You may have started your healthy eating journey with energy and enthusiasm: trying new recipes, adding more fruits and vegetables to your plate, and maybe even saying no to treats you used to enjoy. But as the weeks go by, obstacles can sneak in.
Don’t worry! There are practical strategies to help you maintain your healthy habits.
Hurdle #1: "I don’t have time to cook."
Health coach tips:
Batch prep: Prepare larger portions on weekends and freeze extras for later.
Make intentional leftovers: Cook slightly more than needed so you have ready-to-go meals.
Plan your week: Create a meal plan and do one grocery trip to cover all your needs.

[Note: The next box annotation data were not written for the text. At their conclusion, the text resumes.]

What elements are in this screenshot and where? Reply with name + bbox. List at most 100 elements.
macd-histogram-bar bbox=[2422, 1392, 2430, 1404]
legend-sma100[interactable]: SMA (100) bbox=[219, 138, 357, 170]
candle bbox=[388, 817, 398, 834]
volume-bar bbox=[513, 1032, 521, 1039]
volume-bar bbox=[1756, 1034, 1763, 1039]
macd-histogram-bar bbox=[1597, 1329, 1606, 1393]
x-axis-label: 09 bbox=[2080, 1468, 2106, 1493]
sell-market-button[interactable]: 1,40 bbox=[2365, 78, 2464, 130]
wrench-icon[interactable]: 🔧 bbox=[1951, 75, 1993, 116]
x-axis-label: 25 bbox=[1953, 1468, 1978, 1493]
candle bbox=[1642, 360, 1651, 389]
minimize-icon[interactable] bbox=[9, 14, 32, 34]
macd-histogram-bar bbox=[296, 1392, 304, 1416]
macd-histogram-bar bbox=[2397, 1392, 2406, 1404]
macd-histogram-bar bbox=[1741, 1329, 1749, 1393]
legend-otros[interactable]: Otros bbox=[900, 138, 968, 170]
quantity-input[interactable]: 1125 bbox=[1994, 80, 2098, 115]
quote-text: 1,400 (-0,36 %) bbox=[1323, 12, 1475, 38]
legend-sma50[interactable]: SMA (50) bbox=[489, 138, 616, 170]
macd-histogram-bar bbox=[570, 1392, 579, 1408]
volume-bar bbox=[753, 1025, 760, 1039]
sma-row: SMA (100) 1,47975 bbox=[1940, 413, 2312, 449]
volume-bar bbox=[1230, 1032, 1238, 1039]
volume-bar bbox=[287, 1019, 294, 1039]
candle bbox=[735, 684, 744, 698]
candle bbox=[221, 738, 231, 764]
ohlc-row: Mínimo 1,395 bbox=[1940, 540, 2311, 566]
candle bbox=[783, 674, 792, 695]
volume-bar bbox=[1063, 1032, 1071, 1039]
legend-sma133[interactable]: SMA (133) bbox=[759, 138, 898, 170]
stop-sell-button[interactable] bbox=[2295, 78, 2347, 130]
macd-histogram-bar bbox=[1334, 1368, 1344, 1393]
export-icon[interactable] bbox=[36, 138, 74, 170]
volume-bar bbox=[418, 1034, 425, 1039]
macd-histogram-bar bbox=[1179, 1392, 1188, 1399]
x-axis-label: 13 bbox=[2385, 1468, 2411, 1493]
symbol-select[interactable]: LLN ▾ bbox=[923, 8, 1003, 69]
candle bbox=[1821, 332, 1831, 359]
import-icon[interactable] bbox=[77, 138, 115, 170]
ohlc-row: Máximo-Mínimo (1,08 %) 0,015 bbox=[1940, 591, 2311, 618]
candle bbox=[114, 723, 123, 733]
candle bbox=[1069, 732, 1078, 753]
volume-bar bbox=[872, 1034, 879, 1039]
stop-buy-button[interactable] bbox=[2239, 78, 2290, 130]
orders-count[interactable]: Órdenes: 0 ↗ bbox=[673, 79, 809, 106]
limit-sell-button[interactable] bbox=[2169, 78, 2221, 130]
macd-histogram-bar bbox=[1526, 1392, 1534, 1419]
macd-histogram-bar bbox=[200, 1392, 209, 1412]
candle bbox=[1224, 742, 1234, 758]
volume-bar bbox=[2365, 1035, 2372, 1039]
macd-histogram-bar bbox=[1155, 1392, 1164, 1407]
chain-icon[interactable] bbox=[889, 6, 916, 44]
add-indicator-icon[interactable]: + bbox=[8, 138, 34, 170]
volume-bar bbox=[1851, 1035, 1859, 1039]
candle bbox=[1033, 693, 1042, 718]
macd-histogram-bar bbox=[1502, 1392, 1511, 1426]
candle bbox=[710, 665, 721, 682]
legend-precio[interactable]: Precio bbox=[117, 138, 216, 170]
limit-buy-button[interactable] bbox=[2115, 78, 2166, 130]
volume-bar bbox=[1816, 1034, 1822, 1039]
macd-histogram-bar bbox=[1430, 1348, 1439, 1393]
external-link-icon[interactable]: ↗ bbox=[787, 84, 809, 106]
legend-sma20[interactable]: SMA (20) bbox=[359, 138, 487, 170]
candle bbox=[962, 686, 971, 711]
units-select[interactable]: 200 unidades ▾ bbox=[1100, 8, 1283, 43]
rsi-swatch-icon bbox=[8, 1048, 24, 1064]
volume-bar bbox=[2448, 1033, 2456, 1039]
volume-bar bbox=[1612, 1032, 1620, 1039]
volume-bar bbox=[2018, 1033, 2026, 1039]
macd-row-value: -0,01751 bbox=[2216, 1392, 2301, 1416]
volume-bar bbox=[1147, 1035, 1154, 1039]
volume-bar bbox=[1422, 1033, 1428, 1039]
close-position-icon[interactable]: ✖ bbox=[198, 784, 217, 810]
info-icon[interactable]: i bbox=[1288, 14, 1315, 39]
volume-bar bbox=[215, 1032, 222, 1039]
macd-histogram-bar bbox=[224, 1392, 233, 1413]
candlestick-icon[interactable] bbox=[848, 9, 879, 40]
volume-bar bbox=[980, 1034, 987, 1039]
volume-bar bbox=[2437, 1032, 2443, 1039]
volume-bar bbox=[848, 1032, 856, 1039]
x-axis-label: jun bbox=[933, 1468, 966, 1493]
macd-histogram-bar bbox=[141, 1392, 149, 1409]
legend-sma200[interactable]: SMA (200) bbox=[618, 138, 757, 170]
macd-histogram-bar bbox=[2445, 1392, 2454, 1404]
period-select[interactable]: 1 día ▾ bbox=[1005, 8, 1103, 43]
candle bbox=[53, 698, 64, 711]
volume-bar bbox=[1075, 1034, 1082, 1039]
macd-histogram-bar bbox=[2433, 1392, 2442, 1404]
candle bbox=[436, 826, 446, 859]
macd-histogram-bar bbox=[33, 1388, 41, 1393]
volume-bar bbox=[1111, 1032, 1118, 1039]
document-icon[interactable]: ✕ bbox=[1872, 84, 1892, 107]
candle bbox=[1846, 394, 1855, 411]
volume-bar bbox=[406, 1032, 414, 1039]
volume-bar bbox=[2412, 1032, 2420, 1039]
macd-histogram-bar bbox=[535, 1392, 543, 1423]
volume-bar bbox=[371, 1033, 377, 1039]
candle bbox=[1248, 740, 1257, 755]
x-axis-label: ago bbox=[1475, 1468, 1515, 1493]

Buy pre-prepped foods: Grab chopped vegetables, pre-cut fruits, canned beans, or other convenient options.
Use your slow cooker: Toss in ingredients in the morning and come home to a healthy, hot meal.
Healthy frozen options: Look for frozen meals like vegetable stir-fries, soups, instant brown rice, or sandwiches that are nutritious and quick to prepare.
Prepare ahead: The night before, set up your breakfast, pack your lunch, and plan dinner for the next day.
Hurdle #2: "I struggle with portion control."
Health coach tips:
Choose smaller portions: Opt for lunch-sized meals or share entrees when eating out.
Track accurately: Learn what proper portion sizes look like and measure when needed.
Box it up early: Ask the server to package half of your meal before it even arrives.
Pause before getting seconds: Wait 20 minutes to see if you’re still hungry.
Avoid all-you-can-eat situations: Buffets can make it harder to recognize fullness.
Educate yourself: Knowing portion sizes helps you feel satisfied without overeating.
Hurdle #3: "I eat based on emotions."
Health coach tips:
Plan and stay busy: Avoid boredom eating by keeping your day structured.
Hydrate first: Sometimes thirst is mistaken for hunger.
Keep tempting foods out of reach: Limit sweets and junk food at home.
Build in mindful treats: Decide ahead of time when you’ll enjoy a small, planned indulgence.
Check your hunger: Ask yourself if you’re actually hungry or responding to emotions. If it’s emotional eating, find alternatives like journaling, calling a friend, taking a walk, or reading a book.
Hurdle #4: "I don’t know what to do when dining out."
Health coach tips:
Share dishes: Split an entrée or dessert with a friend.
Choose veggie-forward meals: Load up on vegetables wherever possible.
Drink water: Sip while waiting for your meal to avoid overeating.
Eat a small snack beforehand: This prevents arriving overly hungry.
Decide ahead of time: Know what healthy option you’ll choose before looking at the menu.
Request modifications: Ask for dressing on the side, skip the bread basket, or swap fried items for steamed or roasted options.
Take control: Remember, you’re in charge of your food choices.
Hurdle #5: "I struggle at gatherings, holidays, or on vacation."
Health coach tips:
Eat regularly: Don’t skip meals to "save room"—this can backfire.
Plan physical activity: Check for gyms, parks, or recreational spaces, or bring simple equipment like a resistance band or jump rope.
Focus on people and experiences: Enjoy the social aspect and fun activities rather than only the food.
Group fitness: Organize active outings with friends or family, like walks, games, or hikes.
Hurdle #6: "I don’t eat breakfast."
Health coach tips:
Prep ahead: Make a batch of fruit salad, whole-grain pancakes, or overnight oats at the start of the week.
Snack-friendly: If you aren’t hungry right away, pack a nutritious snack to eat mid-morning.
Keep it simple: Stock up on quick, healthy breakfast options for convenience.
Start small: Even a piece of fruit in the morning helps kickstart metabolism and provides energy for the day.
The Bottom Line
Healthy eating is a journey, not a perfect routine. Small, consistent changes and planning can help you overcome obstacles and keep your nutrition goals on track—any day of the year.